ÖGB Vorarlberg begrüßt Offenlegung der Gehälter

Feldkirch -nbsp;Die verpflichtenden Einkommensberichte für Betriebe, die mit dem neuen Gleichbehandlungsgesetz nun endlich kommen, sind laut einer Aussendung des ÖGB Vorarlberg ein erster Schritt zur Verkleinerung der Einkommensschere.
Ein frauenpolitischer Meilenstein
"Mehr Einkommenstransparenz Gebot der Stunde"
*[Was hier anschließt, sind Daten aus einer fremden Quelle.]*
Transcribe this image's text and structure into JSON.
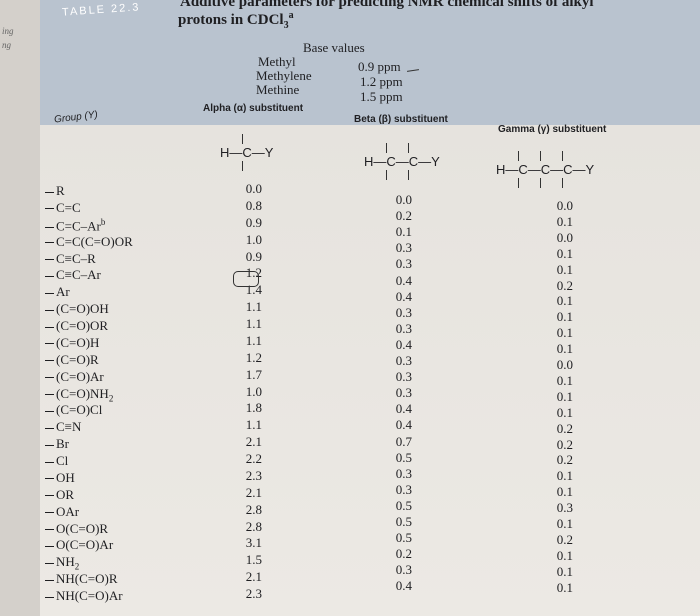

„Damit wird eine langjährige Forderung der ÖGB-Frauen umgesetzt und wir kommen dem Ziel;`gleicher Lohn für gleiche Arbeit´; ein großes Stück näher“, freut sich Doris Pfeiffer, ÖGB-Landesfrauenvorsitzende anlässlich des 100. Internationalen Frauentags am 8. März. Die ÖGB-Frauen wollen aber weiter dranbleiben und machen daher in Verteil- und Betriebsaktionen auf ihre weiteren Forderungen aufmerksam: ein Mindestlohn von 1.300 Euro und die Pflichtversicherung für alle Beschäftigungsverhältnisse.

Das neue Gleichbehandlungsgesetz verpflichtet Unternehmen mit mehr als 1.000 Beschäftigten, die durchschnittlichen Löhne/Gehälter von Frauen und Männern betriebsintern offen zu legen. Das sei ein konkreter Schritt in Richtung Chancengleichheit, sagt Doris Pfeiffer vom ÖGB. Denn nun müssten sich die Betriebe erstmals konkret mit den Einkommensunterschieden zwischen Frauen und Männern auseinander setzen. Und: BetriebsrätInnen hätten mit den Einkommensberichten und ihrer Beweiskraft vor Gericht nun gute zusätzliche Instrumente, um Ungerechtigkeiten zu beseitigen. Außerdem würden die Personalverantwortlichen für unbewusste Diskriminierungen sensibilisiert, ist die ÖGB-Landesfrauenvorsitzende überzeugt.

Als weiteren positiven Schritt bezeichnet Pfeiffer, dass in Stelleninseraten ab 1. März neben der Bezahlung auch angegeben werden müsse, welchen Kollektivvertrag die Unternehmen anwende und ob es die Bereitschaft zu Überbezahlungen gebe. Das verschaffe mehr Transparenz, von der letztlich alle ArbeitnehmerInnen profitierten.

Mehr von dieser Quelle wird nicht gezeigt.